Trois semaines à vélo de Saint-Brieuc à Audierne à la recherche de témoignages. C'est le pari que s'était lancé Marine Gilis au printemps 2019.
Pour écrire sa thèse, l'étudiante de l'université d'Angers voulait rencontrer des militantes féministes des années 70, celles qui avaient connu cette « révolution sexuelle » devenue un peu mythique dans l'esprit des jeunes générations.
Avant cette équipée sportive sur les routes, pas si plates qu'elle le croyait, de Bretagne, la jeune femme avait déjà entamé ses recherches ; elle les a poursuivies ensuite.
Voici venue l'heure de la rédaction de sa thèse, mais aussi celle de présenter un film documentaire réalisé à partir des interviews filmées.
Marine Gilis a débuté son travail de recherche à Rennes. Une étape facilitée par le travail préalable de Lydie Porée et Patricia Godard pour la rédaction de leur livre « Les femmes s'en vont en lutte ». Et c'est aussi à Rennes, à l'occasion de l'Assemblée Générale de l'association Histoire du Féminisme à Rennes qu'elle présentait en octobre les premiers extraits de ses interviews filmées.
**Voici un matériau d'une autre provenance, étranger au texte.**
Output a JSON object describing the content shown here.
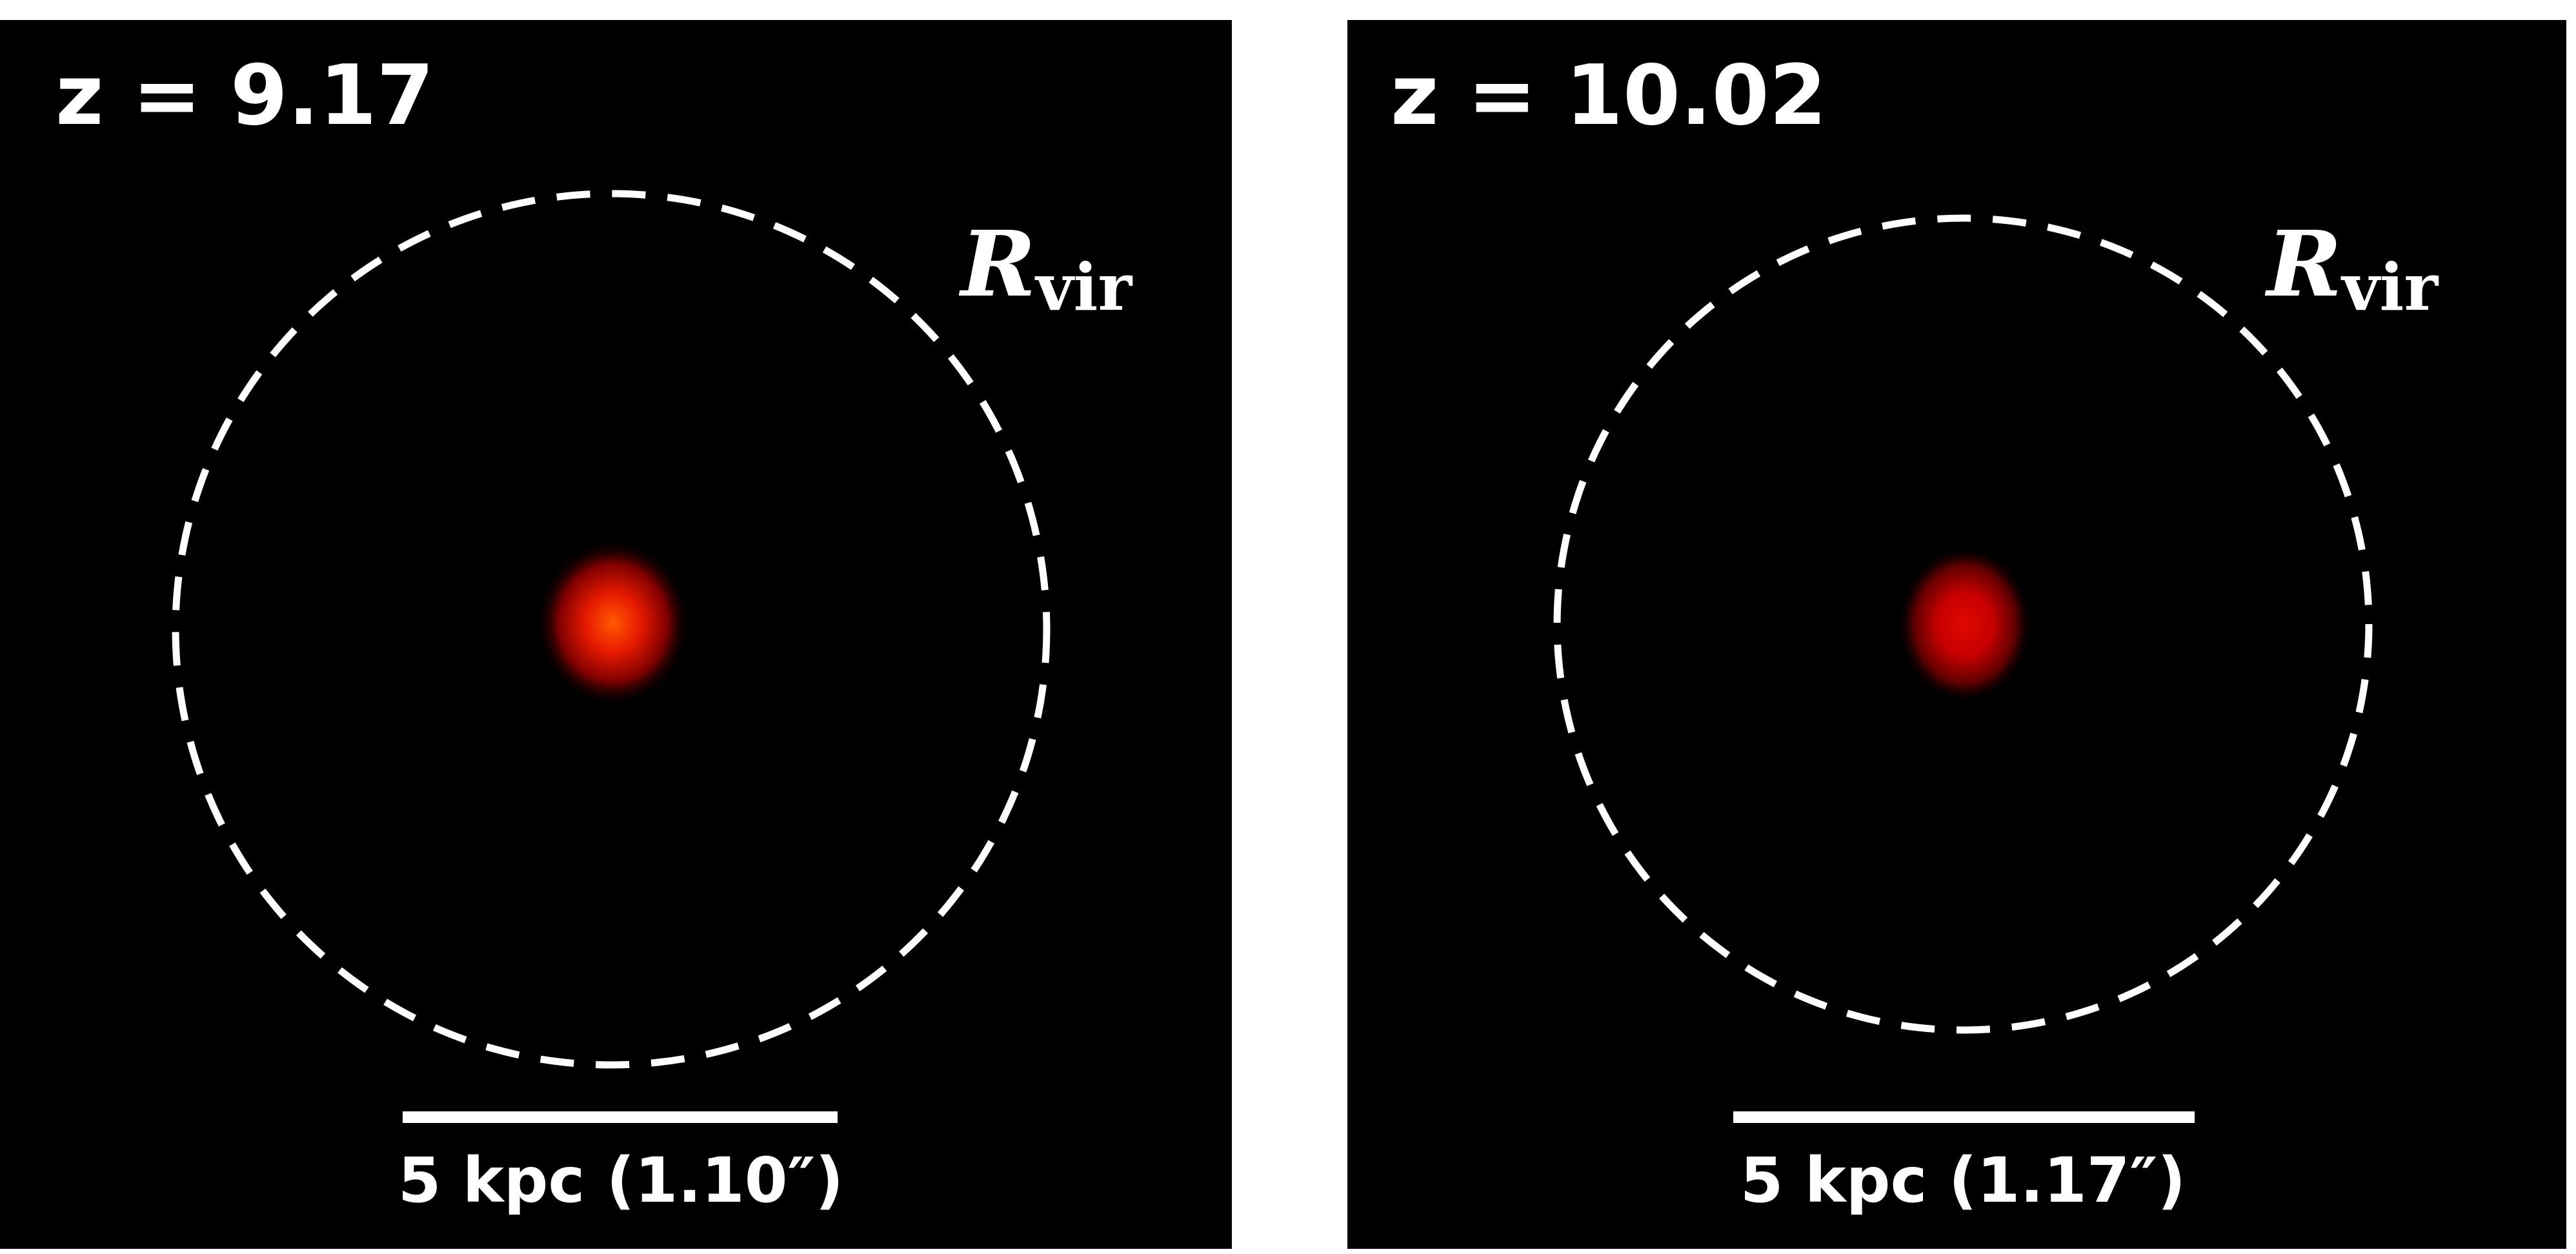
{
  "panels": [
    {
      "label": "z = 9.17",
      "circle_label": {
        "main": "R",
        "sub": "vir"
      },
      "scale_bar": "5 kpc (1.10″)"
    },
    {
      "label": "z = 10.02",
      "circle_label": {
        "main": "R",
        "sub": "vir"
      },
      "scale_bar": "5 kpc (1.17″)"
    }
  ]
}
Entre ces deux étapes, la jeune doctorante est partie à la recherche des (anciennes) militantes sur les deux régions qu'elle avait choisies d'étudier : la Bretagne et les Pays de la Loire. Son objectif : « mettre en lumière ce qui s'est passé dans l'Ouest pour détourner le regard parisianocentré du mouvement des femmes ».
Témoigner pour transmettre
Grâce aux recherches précédentes, notamment à Rennes, les militantes avaient pour certaines déjà « pris conscience de la dimension historique » de leur expérience et de l'importance de « laisser une trace ». Ce sont au total une cinquantaine de personnes qui ont accepté de témoigner dont 36 devant la caméra de l'étudiante. « J'articule une double démarche – explique celle-ci – avec des entretiens guidés anonymes pour ma thèse mais aussi le souci de faire circuler les témoignages, de les rendre accessibles à d'autres. »
L'idée de ces témoignages libres face caméra était de « raconter tout ce qu'elles souhaitaient transmettre pour que ça serve à d'autres ». Les films seront déposés dans des centres d'archives et pourront être consultés par le grand public. Un projet qui rejoint l'envie de certaines militantes de transmettre notamment à leurs petits-enfants. « Certaines m'ont dit que c'est important pour elles de se rendre compte qu'elles ont fait quelque chose » reconnaît Marine Gilis.
La jeune femme est désormais en phase de rédaction de son travail et espère pouvoir soutenir sa thèse à l'automne 2022. Mais pour elle, l'histoire ne s'est pas arrêtée pour autant. Et la présence de nombreuses de ses témoins à chaque projection dit combien les liens créés restent forts. « C'est ma façon à moi de faire de la recherche – explique-t-elle – on continue à s'appeler, je les informe régulièrement de mon travail ».
Actives et militantes pour la vie
« La plus jeune doit avoir 67 ans et la plus âgée 88 ; on n'est pas tout à fait dans les mêmes énergies » dit encore Marine Gilis qui précise que si certaines ne sont plus actives aujourd'hui, parfois depuis peu d'ailleurs, la plupart d'entre elles ont conservé une âme militante durant toute leur vie. « Globalement, elles sont restées féministes – dit-elle - souvent elles ont eu d'autres engagements : syndicaux, politiques, écologiques. »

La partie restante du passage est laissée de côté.